= Protestation of 1621 =

Declaration by the House of Commons of England

The Protestation of 1621 was a declaration by the House of Commons of England reaffirming their right to freedom of speech in the face of King James I's belief that they had no right to debate foreign policy.

Many Members of Parliament were unhappy with James' foreign policy. They opposed the Spanish Match (the plan to marry Charles, Prince of Wales to the Spanish Infanta) and wished for a war against Spain. The MPs believed that if they conceded that they had no right to debate matters which displeased the King, Parliament would be obsolete.
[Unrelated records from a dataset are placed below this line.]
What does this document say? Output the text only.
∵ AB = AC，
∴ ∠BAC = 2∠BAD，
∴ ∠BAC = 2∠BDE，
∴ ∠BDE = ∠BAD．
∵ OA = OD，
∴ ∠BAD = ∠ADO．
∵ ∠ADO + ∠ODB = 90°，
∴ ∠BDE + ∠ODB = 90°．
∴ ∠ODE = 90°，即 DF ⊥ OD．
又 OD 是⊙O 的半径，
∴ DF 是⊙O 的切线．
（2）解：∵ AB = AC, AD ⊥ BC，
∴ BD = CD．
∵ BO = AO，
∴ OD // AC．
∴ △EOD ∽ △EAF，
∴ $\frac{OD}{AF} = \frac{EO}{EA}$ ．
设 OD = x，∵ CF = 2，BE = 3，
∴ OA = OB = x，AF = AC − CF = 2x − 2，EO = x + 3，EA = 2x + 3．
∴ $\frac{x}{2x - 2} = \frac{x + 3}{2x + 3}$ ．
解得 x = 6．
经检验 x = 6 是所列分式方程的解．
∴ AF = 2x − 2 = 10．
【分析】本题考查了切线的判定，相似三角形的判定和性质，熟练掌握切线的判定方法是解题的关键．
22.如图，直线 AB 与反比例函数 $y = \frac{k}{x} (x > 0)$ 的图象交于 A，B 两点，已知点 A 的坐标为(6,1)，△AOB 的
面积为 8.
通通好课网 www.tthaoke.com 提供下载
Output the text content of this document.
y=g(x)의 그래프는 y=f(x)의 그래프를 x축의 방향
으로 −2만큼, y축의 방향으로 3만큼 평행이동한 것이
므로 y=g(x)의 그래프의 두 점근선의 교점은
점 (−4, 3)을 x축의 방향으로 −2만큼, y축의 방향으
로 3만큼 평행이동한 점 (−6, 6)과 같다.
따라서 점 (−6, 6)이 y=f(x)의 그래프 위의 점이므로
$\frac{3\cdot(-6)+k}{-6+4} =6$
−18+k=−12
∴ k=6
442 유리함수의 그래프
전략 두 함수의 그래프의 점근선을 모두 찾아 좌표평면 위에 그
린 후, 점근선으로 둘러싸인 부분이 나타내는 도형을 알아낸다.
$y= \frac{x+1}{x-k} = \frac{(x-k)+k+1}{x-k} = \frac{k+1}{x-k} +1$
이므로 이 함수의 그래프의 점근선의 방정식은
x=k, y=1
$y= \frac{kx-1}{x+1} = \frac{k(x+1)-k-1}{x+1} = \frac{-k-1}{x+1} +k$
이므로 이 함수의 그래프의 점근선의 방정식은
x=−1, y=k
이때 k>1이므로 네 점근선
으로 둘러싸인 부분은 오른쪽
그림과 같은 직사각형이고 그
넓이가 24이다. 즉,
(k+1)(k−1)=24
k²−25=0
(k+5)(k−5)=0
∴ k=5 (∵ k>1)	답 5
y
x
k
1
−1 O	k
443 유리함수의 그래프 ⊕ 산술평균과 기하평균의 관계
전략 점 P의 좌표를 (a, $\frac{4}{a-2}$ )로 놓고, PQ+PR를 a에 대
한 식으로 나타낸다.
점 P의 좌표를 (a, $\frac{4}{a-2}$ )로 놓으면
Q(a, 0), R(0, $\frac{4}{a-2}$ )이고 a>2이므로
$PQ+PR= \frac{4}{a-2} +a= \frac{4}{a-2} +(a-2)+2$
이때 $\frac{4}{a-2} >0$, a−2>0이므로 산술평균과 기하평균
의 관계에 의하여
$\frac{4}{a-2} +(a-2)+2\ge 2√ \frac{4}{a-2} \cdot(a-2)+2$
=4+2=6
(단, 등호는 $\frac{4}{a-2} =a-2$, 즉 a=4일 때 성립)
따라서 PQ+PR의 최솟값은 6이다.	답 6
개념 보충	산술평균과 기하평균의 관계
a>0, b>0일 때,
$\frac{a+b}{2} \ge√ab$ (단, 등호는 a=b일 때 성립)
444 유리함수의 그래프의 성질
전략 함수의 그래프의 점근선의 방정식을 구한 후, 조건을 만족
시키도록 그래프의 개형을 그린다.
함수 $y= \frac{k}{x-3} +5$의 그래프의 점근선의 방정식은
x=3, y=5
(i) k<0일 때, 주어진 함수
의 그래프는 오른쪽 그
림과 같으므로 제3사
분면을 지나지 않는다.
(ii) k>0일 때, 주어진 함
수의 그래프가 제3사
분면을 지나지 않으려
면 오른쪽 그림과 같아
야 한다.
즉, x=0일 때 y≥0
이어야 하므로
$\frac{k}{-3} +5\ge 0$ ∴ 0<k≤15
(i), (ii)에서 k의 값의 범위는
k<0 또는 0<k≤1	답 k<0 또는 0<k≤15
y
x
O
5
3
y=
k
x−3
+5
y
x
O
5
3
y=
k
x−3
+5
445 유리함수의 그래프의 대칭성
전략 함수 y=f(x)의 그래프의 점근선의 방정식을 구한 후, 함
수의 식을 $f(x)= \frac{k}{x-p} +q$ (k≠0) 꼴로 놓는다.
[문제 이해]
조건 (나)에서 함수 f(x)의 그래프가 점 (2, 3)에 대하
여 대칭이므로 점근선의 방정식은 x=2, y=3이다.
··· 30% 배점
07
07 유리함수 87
As William Hakewill MP and historian stated: "The privileges of this House are the flowers of the Crown, and we shall never sit here again if they are not maintained". The Commons declared on 18 December 1621:

The commons now assembled in parliament, being justly occasioned thereunto, concerning sundry liberties, franchises, privileges, and jurisdictions of parliament, amongst others not herein mentioned, do make this protestation following:—That the liberties, franchises, privileges, and jurisdictions of parliament are the ancient and undoubted birthright and inheritance of the subjects of England; and that the arduous and urgent affairs concerning the king, state, and the defence of the realm, and of the church of England, and the making and maintenance of laws, and redress of mischiefs, and grievances which daily happen within this realm, are proper subjects and matter of counsel and debate in parliament; and that in the handling and proceeding of those businesses, every member of the house hath, and of right ought to have, freedom of speech to propound, treat, reason, and bring to conclusion the same: that the commons in parliament have like liberty and freedom to treat of those matters, in such order as in their judgments shall seem fittest: and that every such member of the said house hath like freedom from all impeachment, imprisonment, and molestation (other than, by the censure of the house itself), for or concerning any bill, speaking, reasoning, or declaring of any matter or matters, touching the parliament or parliament business; and that, if any of the said members be complained of, and questioned for any thing said or done in parliament, the same is to be showed to the king, by the advice and assent of all the commons assembled in parliament, before the king give credence to any private information.

James formally deleted the Protestation from the Journals of Parliament and dissolved Parliament.